I am yet again finding that I have been away for a very long time. I've been through a lot of weight gain (getting up to 160#) and illnesses. The last illness was a very strange one - I think it may have been Fifth Disease which manifested itself as an extremely itchy rash and sore and swollen joints.
Thankfully, that has cleared up and my weight is on its way downward. I've learned that when I'm not active on LL, I gain weight very easily. When I'm active on the LL site thinks really tend to fall into place. It is never easy and I'm not sure it ever will be, but things at least make sense. The other nice thing is that school is almost over so I'll have more training time and hopefully I'll be able to get the kids out on some trails and then hit the pool.
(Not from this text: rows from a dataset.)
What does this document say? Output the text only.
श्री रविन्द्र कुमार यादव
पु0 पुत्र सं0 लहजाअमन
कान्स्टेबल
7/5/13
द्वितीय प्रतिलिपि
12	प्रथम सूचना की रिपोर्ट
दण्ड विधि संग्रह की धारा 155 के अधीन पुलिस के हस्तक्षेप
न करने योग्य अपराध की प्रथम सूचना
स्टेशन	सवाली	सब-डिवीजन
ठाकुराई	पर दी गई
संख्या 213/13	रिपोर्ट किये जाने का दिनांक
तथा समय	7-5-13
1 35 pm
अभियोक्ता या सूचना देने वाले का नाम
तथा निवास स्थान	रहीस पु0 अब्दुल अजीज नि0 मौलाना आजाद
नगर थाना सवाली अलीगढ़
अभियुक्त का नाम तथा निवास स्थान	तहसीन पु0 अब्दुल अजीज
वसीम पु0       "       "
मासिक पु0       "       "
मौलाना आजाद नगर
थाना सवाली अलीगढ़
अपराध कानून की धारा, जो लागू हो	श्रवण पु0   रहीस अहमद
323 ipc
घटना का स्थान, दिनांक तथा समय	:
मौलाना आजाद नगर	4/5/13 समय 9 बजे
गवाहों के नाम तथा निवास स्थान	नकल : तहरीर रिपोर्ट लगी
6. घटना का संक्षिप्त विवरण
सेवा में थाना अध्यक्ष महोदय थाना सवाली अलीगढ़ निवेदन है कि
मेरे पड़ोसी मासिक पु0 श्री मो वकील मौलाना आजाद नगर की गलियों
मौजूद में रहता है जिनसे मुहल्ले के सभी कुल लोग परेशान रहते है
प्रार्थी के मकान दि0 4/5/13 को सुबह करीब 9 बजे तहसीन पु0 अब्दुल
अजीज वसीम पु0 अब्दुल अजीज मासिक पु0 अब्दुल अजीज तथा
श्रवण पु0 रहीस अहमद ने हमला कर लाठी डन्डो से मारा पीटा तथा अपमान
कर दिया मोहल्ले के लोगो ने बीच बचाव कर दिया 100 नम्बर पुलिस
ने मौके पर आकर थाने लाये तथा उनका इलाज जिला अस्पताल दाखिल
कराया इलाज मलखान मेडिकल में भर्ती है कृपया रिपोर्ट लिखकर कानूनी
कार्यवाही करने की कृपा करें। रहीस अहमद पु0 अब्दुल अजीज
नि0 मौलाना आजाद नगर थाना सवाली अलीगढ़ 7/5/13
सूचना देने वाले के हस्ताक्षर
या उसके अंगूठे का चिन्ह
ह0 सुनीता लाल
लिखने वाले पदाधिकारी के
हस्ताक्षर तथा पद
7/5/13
I'm really looking forward to it - the kids are becoming more independent and I'm hoping this will make this summer a bit more relaxing (especially at the pool).
I'm still, as always, trying to figure out my "WHY". I know part of it is that I just don't feel good where I am right now. However, I've felt this way for quite some time and it has never been a driving force for me. I've read, and listened to Coach David, about how a good strong WHY just drives you to your destination. I makes you find solutions instead of giving in to those bouts of emotional eating and truthfully I would love to have that feeling. I know that no one can give me the answers about my WHY because it is just that - MY why. So as I figure it out, I will post it here. Until then, I will just keep taking things one day at a time.